1月29日の最終は京都の名料亭「菊乃井」さんへ。
この度は京都料理芽生会の主催「"本物の京都に触れよう"京の食文化体験プロジェクト〜KYOTO 365〜」で京都の名料亭「菊乃井」へお邪魔しました。
京都料理芽生会は京都の料亭に生まれた若旦那の集まりで
① 日本料理の発展並びに伝統と格式ある京都の食文化の振興に寄与する。
② 会員相互の研鑽と親睦をはかる。
を主旨にした団体で、今回は京都を代表する料亭を会場にご主人からの座学の勉強会があり、その後に料理を頂く会です。
席に着くとお抹茶と菓子が振る舞われます。
会場は2階の大広間で、大正年間の建物ですが、部屋の設えや調度品には長い間に培われたある種の"品格"を感じます。
違棚に置かれた蒔絵硯箱は尾形光琳の作品だそうです。
博物館の学芸員からは"ここに裸の状態で置く物ではない"と何度も言われているそうです。
約1時間、菊乃井ご主人の村田吉弘さんから「日本料理の本質」について講義がありました。
ご主人の講座の内容は、「日本人の食の基本は恵まれた"水"と弥生時代以来の農耕生活で収穫される"米"にある。」
"水"と"米"から麹が出来、そこから"酒"や"醤油"、"味噌"の発酵食品が出来ます。
これからの発酵食品は欧米には無い食品で永らく日本人の健康と長寿を支えて来ました。
しかし、戦後の食事の欧米化で発酵食品を食する機会が減り、高血圧や脳卒中、心筋梗塞などの生活習慣病が増加する社会になってしまっています。
ご主人は"食育"にも熱心で、小学校の給食の主食をパン給食から米飯給食へと変えるように行政に訴えられ、多くの実績を残されています。
また、日本料理アカデミーの活動を通して日本料理発展の活動にも熱心に取り組まれています。

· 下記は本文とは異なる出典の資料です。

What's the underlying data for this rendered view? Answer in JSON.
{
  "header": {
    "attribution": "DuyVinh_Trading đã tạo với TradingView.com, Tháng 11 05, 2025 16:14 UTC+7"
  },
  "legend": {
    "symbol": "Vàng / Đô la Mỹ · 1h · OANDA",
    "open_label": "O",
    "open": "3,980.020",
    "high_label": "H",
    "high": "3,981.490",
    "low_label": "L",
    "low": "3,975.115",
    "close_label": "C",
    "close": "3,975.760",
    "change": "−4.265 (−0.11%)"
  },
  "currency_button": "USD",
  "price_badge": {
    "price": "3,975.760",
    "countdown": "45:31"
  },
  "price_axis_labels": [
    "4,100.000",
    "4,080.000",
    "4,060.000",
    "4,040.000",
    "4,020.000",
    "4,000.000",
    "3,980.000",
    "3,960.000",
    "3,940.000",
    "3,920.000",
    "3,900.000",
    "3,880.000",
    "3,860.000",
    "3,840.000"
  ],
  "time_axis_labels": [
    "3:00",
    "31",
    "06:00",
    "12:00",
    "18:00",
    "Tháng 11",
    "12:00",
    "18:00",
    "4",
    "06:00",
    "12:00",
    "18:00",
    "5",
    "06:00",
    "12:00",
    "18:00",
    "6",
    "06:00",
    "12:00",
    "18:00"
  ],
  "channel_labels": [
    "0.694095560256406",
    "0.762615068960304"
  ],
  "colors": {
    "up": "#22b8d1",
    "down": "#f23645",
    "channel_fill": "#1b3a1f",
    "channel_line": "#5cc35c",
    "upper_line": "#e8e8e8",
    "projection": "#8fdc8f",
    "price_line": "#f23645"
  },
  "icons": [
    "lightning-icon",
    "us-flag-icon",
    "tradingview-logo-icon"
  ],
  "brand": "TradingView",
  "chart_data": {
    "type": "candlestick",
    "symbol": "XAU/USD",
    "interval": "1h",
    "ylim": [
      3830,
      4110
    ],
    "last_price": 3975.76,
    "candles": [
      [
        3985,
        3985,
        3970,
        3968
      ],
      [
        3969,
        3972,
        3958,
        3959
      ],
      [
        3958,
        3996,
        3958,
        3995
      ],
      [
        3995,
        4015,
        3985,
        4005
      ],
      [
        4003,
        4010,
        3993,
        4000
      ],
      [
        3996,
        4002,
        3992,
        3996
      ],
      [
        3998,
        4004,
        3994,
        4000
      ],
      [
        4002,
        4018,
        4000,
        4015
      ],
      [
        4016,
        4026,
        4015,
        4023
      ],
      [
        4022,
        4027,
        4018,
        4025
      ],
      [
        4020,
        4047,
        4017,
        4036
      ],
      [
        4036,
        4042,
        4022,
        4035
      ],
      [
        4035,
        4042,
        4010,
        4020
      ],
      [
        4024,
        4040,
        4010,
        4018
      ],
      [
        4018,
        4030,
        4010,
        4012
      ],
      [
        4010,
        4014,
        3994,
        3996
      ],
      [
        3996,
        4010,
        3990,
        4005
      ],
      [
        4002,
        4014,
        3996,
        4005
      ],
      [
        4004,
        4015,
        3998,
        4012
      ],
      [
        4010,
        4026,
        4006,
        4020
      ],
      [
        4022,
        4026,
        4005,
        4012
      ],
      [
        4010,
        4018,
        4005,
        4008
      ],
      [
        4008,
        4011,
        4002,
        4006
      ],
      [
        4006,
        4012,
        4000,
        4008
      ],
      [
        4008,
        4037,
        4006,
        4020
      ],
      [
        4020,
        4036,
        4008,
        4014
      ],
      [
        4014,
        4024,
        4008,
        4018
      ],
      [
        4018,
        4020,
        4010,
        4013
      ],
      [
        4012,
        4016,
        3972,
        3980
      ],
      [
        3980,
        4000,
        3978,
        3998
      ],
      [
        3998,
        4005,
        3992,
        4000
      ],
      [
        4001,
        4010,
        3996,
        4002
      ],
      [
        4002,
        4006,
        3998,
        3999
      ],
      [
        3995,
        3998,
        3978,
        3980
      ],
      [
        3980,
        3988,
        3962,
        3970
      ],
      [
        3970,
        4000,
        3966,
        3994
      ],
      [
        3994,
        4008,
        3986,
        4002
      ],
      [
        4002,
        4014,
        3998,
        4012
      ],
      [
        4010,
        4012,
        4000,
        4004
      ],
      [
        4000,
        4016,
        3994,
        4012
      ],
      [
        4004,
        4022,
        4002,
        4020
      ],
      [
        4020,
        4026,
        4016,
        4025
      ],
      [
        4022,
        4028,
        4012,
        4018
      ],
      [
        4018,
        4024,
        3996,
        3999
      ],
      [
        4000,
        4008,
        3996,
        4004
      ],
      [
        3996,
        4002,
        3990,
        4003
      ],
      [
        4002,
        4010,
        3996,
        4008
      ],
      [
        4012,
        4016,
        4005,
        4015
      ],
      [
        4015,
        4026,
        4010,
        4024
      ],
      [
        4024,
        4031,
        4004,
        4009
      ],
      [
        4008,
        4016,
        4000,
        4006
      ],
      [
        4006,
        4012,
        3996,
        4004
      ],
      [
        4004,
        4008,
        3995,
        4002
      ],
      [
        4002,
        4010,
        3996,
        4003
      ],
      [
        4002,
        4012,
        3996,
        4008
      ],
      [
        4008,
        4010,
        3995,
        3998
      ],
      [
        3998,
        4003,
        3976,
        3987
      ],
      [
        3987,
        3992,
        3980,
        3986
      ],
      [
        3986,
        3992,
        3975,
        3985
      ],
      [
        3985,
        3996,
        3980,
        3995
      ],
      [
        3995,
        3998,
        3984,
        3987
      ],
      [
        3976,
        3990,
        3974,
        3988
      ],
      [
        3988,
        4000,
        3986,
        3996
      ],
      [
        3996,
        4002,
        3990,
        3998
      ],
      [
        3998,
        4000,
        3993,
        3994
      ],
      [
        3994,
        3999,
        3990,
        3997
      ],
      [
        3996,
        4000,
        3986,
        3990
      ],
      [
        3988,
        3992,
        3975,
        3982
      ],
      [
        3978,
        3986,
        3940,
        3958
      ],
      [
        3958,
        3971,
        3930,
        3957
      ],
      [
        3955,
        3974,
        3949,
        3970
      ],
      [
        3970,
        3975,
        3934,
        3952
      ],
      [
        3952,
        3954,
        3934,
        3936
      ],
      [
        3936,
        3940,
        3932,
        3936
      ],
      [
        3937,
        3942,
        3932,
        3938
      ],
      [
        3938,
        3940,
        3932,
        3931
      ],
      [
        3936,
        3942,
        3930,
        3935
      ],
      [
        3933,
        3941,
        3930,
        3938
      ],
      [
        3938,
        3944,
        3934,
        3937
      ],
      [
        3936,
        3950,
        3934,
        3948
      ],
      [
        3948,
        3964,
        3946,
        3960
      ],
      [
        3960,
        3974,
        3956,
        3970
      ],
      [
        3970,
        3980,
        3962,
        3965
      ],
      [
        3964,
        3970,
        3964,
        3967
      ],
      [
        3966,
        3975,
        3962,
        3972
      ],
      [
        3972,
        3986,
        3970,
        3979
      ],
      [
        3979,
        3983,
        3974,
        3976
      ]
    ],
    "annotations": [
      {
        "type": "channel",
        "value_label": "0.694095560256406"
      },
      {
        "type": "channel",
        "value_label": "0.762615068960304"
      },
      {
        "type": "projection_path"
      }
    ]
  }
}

約1時間の講義をお聴きし、改めて"和食"の素晴らしさを思いました。
次に「菊乃井」さんの会席料理です。
最初の八寸から"早春"を感じる内容です。
鮪のお刺身には辛子が添えられ、菊乃井オリジナルの黄身醤油をたっぷりと絡ませて頂きます。
今までに味わった事の無い鮪の美味しさを味わいました。
器は織部焼風、、、緑釉と姿かたちが美しい器です。
蓋物の百合根饅頭には鶉丸をミンチ状にし、フォアグラとを百合根饅頭の具材にしたものです。
日本の食材だけでは無く、料理に合い、しかも日本人が美味しいと感じるものはヨーロッパの食材でも積極的に使われています。
酢物は三宝柑をくり抜いた白子蒸しです。
冬を代表する食材の鱈の白子を使った茶碗蒸しで出汁の旨みとの相性がいいです。
強肴は、すっぽん、ふかひれが入った七宝蒸しです。
温かい料理に入れると身体を温める効果のある生姜も入り、全ての食材が計算された非常に美味しい一品でした。
最後の御飯は穴子の蒸し寿司です。
底冷えのする京都では、お寿司屋さんのメニューに"蒸し寿司"が加わります。
穴子がたっぷりと入り贅沢な蒸し寿司です。
一緒に出される汁物は金時人参のすり流しです。
「菊乃井」さんでは味噌汁は出されないので最後の止椀も楽しみのひとつです。
最後の水物のメインはカカオ餅です。
カカオの香り、濃さが強く"カカオ70%のチョコレート"を頂いているようでした。
ご主人の講義と美しく盛り付けられ、最高に美味しい料理の数々を堪能させて頂きました。
同じ場にいながら、この吸収力・理解力の差に
ブログを拝読(写真も拝観)し、驚いています
知り合いに感想を聞かれても、もごもごするばかりでしたので、このブログを読んでもらおうーっと思います
ご許可いただけますか?ふふ
なんの規制も無いですので「菊乃井」さんの素晴らしさを広めて頂けたら嬉しいです。